BVergG 2018 §12 Abs1 Z4
BVergG 2018 §141 Abs1
BVergG 2018 §2 Z5
BVergG 2018 §327
BVergG 2018 §328 Abs1
BVergG 2018 §333
BVergG 2018 §334
BVergG 2018 §342 Abs1
BVergG 2018 §344 Abs1
BVergG 2018 §350 Abs1
BVergG 2018 §350 Abs2
BVergG 2018 §351 Abs1
BVergG 2018 §351 Abs3
BVergG 2018 §351 Abs4
BVergG 2018 §4 Abs1 Z2
BVergG 2018 §5
BVergG 2018 §78 Abs1 Z9
B-VG Art133 Abs4
VwGVG §28 Abs1
VwGVG §31 Abs1

Spruch

W120 2232000-1/2E

BESCHLUSS

Das Bundesverwaltungsgericht fasst durch den Richter Dr. Christian Eisner über die Anträge vom 16.06.2020 der Bietergemeinschaft bestehend aus der XXXX und der XXXX , vertreten durch Harrer Schneider Rechtsanwälte GmbH in 1010 Wien, auf Erlassung einer einstweiligen Verfügung betreffend das Vergabeverfahren „Bodenmarkierungen ab 2020, österreichweit – in 9 Losen“ zu den Losen 4 und 8 der Auftraggeberin XXXX Wien den Beschluss:

A)

Den Anträgen, der Auftraggeberin „für die Dauer des Nachprüfungsverfahrens bis zur rechtskräftigen Entscheidung des BVwG [zu] untersag[en], im Vergabeverfahren ‚Bodenmarkierungen ab 2020 österreichweit – in 9 Losen‘ in den Losen 4 und 8 die Rahmenvereinbarung abzuschließen“, wird Folge gegeben.

Der Auftraggeberin wird für die Dauer des gegenständlichen Nachprüfungsverfahrens untersagt, im vorliegenden Vergabeverfahren die Rahmenvereinbarungen abzuschließen.

B)

Die ordentliche Revision ist nicht zulässig.


Text


BEGRÜNDUNG:

I. Verfahrensgang:

1.       Mit Schriftsatz vom 16.06.2020 beantragte die Antragstellerin die Erlassung einer einstweiligen Verfügung dahingehend, dass der Auftraggeberin für die Dauer des Nachprüfungsverfahrens der Abschluss der Rahmenvereinbarungen untersagt werde. Zudem stellte die Antragstellerin Anträge auf Nichtigerklärung der Entscheidung, mit welchem Unternehmer die Rahmenvereinbarung abgeschlossen werden soll („Zuschlagsentscheidung“) jeweils betreffend Los 4 und Los 8 vom 08.06.2020, auf Durchführung einer mündlichen Verhandlung sowie auf Ersatz der entrichteten Pauschalgebühren.

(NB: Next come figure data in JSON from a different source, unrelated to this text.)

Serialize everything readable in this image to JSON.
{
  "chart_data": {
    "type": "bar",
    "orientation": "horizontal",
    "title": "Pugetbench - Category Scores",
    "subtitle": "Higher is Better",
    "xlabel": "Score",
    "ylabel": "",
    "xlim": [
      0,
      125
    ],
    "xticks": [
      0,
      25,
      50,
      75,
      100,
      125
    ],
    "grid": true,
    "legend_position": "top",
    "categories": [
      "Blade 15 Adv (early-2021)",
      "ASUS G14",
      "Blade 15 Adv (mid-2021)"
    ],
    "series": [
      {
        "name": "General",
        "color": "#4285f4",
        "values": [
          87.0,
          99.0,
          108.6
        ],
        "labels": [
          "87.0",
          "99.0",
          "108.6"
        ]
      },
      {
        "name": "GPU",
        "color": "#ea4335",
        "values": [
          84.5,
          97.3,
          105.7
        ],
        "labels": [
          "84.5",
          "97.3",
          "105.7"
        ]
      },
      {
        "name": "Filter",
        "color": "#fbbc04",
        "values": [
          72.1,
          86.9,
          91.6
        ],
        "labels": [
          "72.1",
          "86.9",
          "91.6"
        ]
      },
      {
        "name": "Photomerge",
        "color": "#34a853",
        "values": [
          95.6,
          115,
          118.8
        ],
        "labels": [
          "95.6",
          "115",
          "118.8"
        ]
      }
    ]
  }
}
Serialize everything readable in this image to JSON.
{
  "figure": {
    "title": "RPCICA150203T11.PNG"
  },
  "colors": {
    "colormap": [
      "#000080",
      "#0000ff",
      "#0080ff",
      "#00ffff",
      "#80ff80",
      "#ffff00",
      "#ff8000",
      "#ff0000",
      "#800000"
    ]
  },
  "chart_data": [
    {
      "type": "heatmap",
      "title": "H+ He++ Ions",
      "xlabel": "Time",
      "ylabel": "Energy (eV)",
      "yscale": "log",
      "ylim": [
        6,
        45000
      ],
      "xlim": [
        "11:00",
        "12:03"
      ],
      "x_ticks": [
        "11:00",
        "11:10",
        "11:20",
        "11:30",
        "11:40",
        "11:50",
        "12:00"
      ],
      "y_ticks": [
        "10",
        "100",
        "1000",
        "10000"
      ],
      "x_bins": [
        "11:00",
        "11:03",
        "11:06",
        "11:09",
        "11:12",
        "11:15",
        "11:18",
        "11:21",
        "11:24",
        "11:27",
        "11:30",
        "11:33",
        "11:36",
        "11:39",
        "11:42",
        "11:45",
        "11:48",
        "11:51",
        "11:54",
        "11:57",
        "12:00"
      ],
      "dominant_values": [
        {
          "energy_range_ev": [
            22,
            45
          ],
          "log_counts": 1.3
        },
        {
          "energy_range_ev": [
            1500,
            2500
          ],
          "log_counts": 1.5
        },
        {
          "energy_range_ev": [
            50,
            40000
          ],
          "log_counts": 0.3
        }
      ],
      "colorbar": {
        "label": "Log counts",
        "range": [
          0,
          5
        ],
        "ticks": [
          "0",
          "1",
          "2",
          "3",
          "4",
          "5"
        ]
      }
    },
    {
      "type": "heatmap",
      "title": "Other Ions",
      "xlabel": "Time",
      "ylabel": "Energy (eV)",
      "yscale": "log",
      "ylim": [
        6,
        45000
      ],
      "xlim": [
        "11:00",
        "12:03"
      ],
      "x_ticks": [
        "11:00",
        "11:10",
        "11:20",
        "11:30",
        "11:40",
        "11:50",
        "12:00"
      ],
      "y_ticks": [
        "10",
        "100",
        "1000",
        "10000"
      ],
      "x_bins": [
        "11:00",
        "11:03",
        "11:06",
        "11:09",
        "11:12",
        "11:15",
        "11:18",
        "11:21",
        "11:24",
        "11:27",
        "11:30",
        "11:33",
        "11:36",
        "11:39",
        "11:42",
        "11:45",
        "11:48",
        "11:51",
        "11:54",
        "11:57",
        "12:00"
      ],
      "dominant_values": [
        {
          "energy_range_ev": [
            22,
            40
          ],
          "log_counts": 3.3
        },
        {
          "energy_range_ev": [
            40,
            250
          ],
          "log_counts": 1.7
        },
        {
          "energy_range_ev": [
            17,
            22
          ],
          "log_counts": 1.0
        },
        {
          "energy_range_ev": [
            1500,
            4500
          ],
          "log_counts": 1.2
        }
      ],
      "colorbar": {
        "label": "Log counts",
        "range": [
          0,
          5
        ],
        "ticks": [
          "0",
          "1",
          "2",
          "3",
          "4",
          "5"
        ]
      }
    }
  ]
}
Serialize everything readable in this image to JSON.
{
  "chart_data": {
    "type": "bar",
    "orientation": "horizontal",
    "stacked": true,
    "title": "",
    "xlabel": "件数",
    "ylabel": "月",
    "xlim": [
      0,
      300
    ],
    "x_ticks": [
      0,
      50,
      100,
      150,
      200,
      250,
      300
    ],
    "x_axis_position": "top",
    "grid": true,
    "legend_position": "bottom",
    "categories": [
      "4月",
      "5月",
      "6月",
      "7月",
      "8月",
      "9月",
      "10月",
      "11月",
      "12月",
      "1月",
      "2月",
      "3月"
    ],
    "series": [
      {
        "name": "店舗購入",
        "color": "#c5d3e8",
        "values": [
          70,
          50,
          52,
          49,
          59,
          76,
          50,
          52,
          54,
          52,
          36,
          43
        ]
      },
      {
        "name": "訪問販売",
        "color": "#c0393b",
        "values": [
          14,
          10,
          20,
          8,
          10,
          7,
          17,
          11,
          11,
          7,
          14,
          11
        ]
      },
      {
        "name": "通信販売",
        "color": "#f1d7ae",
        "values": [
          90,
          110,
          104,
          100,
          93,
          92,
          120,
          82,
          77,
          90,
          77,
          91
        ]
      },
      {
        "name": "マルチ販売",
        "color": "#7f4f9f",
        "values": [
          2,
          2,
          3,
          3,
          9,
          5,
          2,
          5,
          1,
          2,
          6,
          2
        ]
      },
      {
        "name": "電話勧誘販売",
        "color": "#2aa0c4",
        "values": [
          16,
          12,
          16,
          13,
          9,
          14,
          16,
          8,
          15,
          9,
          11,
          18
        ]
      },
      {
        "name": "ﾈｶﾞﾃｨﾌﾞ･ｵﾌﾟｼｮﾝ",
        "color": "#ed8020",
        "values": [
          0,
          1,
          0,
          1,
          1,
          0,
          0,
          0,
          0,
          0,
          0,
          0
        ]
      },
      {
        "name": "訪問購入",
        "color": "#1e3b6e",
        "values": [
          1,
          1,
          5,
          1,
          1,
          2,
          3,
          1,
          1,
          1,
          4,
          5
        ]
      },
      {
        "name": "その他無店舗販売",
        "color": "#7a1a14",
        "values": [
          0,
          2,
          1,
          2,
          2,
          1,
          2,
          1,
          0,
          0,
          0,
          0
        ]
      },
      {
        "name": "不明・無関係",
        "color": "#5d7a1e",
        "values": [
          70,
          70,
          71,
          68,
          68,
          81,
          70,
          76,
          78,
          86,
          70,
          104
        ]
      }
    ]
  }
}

Zur Begründung der Rechtswidrigkeit der „Zuschlagsentscheidung“ brachte die Antragstellerin im Wesentlichen vor, dass 1. die Auftraggeberin aufgrund der auffällig niedrigen Angebotspreise der präsumtiven Zuschlagsempfängerin sowohl bezüglich Los 4 als auch bezüglich Los 8 zwingend eine vertiefte Angebotsprüfung im Sinne des § 137 BVergG 2018 vornehmen hätte müssen bzw. in eventu diese nicht ordnungsgemäß durchgeführt worden sei, 2. das Angebot der präsumtiven Zuschlagsempfängerin aufgrund nicht plausibler Zusammensetzung des Gesamtpreises gemäß § 141 Abs 1 Z 3 BVergG 2018 ausgeschieden hätte werden müssen, 3. das Angebot der präsumtiven Zuschlagsempfängerin wegen eines Widerspruchs zur Ausschreibung (Nichteinhaltung der kollektivvertraglichen Mindestlöhne sowie der Kalkulationsvorschriften gemäß ÖNORM B 2061) ausgeschieden hätte werden müssen und 4. die präsumtive Zuschlagsempfängerin frühere Aufträge von öffentlichen Auftraggebern nicht bzw. nicht ordnungsgemäß erfüllt habe, weshalb diese gemäß § 78 Abs 1 Z 9 BVergG 2018 vom Vergabeverfahren auszuschließen gewesen wäre.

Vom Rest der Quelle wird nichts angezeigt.